Solo a una piccola percentuale di pazienti con sincope vasovagale, i più anziani o quelli
che svolgono lavori pericolosi che possono avere conseguenze traumatiche anche gravi,
viene indicato l’impianto di un pacemaker per contrastare l’alterazione del battito
cardiaco. Se la sincope origina da una aritmia, nella maggior parte dei casi si tratta di
una bradiaritmia, cioè un rallentamento del battito cardiaco dovuto a blocco o a una
temporanea alterazione dell’attività elettrica, è sempre indicato un pacemaker, mentre in
altri casi più complessi l’aritmia può essere un’aritmia veloce, una tachiaritmia, che
richiede l’impianto di un defibrillatore.

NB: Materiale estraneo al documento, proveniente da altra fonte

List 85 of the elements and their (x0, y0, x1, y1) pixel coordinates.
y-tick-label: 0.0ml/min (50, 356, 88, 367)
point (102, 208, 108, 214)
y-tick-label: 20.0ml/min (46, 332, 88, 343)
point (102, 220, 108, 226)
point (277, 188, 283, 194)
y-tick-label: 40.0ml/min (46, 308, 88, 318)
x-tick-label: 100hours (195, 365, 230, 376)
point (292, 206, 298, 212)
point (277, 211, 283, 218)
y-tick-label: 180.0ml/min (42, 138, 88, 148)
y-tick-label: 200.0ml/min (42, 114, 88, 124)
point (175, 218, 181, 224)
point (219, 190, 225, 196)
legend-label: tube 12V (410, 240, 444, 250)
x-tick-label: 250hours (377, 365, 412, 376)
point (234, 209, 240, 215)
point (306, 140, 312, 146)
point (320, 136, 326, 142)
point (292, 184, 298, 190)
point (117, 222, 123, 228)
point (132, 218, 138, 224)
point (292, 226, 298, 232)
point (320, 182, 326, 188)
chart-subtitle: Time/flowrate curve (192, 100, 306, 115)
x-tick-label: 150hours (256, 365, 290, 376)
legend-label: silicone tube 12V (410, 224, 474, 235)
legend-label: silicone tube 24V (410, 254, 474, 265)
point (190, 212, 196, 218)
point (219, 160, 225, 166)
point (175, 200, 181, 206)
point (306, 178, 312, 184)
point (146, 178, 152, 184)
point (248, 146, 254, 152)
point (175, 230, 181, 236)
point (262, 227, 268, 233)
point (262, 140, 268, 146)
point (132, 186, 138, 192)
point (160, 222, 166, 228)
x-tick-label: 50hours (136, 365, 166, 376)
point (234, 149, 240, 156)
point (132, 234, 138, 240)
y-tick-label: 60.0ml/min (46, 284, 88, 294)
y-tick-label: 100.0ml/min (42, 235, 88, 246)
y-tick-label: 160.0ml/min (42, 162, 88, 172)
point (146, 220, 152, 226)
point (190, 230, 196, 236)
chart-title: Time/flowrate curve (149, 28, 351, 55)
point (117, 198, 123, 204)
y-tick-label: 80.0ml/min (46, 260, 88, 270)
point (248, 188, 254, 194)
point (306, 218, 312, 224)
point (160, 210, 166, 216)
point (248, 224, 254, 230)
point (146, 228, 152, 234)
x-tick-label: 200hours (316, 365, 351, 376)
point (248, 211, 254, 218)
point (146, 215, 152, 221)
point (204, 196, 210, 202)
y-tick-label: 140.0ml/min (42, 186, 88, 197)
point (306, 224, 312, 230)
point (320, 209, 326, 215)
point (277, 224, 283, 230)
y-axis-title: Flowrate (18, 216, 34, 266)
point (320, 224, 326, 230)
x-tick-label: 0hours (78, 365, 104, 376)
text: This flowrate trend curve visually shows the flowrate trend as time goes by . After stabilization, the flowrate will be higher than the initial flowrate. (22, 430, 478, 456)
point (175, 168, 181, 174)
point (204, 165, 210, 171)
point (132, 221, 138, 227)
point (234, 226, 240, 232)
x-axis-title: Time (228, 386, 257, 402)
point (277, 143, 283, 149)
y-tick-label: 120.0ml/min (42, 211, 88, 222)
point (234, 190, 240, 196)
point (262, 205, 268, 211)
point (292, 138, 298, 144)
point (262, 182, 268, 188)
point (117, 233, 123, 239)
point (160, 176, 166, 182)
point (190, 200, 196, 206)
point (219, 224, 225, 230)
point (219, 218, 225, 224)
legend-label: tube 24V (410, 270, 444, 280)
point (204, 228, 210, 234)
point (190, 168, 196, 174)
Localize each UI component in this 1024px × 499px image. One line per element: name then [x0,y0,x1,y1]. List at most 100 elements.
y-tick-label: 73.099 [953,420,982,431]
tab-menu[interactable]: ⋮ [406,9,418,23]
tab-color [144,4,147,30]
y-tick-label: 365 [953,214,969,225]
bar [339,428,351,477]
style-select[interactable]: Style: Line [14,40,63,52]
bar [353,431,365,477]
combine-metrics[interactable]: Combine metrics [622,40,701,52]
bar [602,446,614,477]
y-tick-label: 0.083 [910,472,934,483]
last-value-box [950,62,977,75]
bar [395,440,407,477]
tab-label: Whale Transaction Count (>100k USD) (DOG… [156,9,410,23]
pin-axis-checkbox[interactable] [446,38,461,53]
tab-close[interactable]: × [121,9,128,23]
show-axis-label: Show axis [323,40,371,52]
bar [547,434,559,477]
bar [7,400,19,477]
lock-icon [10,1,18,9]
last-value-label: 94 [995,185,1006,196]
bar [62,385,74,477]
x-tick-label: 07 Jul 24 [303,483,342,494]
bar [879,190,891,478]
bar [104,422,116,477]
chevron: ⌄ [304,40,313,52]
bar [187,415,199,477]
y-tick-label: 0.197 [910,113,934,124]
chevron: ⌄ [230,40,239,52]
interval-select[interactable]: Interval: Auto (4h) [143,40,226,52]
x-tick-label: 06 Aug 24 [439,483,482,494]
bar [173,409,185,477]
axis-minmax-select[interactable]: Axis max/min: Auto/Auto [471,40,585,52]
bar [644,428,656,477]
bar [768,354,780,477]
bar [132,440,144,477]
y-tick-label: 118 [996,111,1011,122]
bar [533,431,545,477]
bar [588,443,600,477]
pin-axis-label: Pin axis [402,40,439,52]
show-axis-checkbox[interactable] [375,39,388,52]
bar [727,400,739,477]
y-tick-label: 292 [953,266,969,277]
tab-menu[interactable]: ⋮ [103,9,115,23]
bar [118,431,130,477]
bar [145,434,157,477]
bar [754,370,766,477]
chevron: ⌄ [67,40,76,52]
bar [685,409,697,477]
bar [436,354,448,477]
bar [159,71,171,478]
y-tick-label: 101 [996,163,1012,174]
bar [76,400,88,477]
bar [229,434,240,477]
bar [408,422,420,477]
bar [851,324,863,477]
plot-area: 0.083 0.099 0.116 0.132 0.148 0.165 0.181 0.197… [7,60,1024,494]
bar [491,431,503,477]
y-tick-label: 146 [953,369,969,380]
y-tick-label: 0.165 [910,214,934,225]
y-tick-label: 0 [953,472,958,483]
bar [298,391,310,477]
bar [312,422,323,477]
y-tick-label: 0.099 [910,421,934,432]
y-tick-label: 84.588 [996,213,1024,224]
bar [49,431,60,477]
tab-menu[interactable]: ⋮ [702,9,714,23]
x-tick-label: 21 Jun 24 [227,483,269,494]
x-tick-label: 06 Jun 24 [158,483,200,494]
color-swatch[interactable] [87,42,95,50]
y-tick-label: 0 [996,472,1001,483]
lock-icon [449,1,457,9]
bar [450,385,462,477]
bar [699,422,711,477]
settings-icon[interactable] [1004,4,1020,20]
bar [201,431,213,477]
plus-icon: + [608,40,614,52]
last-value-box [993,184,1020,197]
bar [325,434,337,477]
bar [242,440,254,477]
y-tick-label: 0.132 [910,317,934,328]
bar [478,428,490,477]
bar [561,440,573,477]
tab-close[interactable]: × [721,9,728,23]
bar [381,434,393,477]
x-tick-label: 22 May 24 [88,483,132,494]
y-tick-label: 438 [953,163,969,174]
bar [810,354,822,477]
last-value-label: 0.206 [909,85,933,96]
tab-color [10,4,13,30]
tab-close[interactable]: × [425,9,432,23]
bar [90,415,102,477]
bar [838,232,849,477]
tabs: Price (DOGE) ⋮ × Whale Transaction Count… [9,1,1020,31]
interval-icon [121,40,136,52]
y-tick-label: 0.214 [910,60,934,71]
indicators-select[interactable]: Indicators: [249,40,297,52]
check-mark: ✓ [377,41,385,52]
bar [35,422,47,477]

Nella diagnosi della sincope di origine cardiaca può essere utilizzato il TILT test, che è
un esame abbastanza diffuso in Italia, il cui protocollo di esecuzione è italiano e viene
applicato non solo in Italia ma anche all’estero, soprattutto in altri paesi europei. Questo
indica quale importanza ha assunto il gruppo di studio italiano per la sincope. Il TILT
test è un esame che ha permesso di comprendere molti aspetti della sincope, soprattutto
di studiare la sincope vasovagale, quella a prognosi benigna.
Un altro dispositivo utile per la diagnosi della sincope di origine cardiaca è il “loop
recorder”, non ancora molto diffuso in Italia, quindi praticamente assente in alcune
cardiologie che non hanno le risorse economiche per poterlo usare. Il “loop recorder” è
uno strumento di semplice impianto e utilizzo, ma che rappresenta il “gold standard” per
la diagnosi della sincope cardiaca perché registra l’ECG in continuo. Se la sincope è
indotta da un’alterazione del ritmo cardiaco, automaticamente o attivato dal paziente, il
dispositivo registra l’ECG al momento della sincope.
Questo rende il “loop recorder” particolarmente interessante e probabilmente, se i
pazienti sono selezionati in modo scrupoloso, con forte sospetto di un’alterazione del
ritmo come causa della sincope, può essere utilizzato in prima battuta evitando che si
facciano altri accertamenti. Abbiamo già avviato un percorso diagnostico all’interno del
nostro ospedale e una struttura ambulatoriale dedicata alla sincope, dove si esegue
l’impianto di “loop recorder”, pacemaker e defibrillatori, e dove effettuiamo il TILT
Test. Personalmente dirigevo al San Filippo Neri di Roma una “Sincope Unit”, prima di
trasferirmi a Ostia. La struttura era organizzata con locali, attrezzature e personale
dedicato. La “Sincope Unit” va intesa come struttura organizzata con stanze e risorse
umane dedicate, se esistono le risorse economiche, ma se questo non è possibile, può
rappresentare anche in maniera multidisciplinare all’interno dell’ospedale un percorso
diagnostico condiviso con figure quali il neurologo, il medico internista, il medico di
pronto soccorso, il diabetologo e il cardiologo, in modo che i pazienti non si perdano in
una diaspora di accertamenti o di reparti non specifici ma vengano seguiti in maniera
appropriata.
Per il momento credo che il cardiologo possa essere la figura di riferimento per la
Sincope Unit. Infatti i cardiologi si sono occupati di più di sincope negli ultimi anni e le
sincopi cardiache sono quelle che hanno maggiore rischio di mortalità e quindi il
cardiologo ha una maggiore competenza per riconoscere queste forme.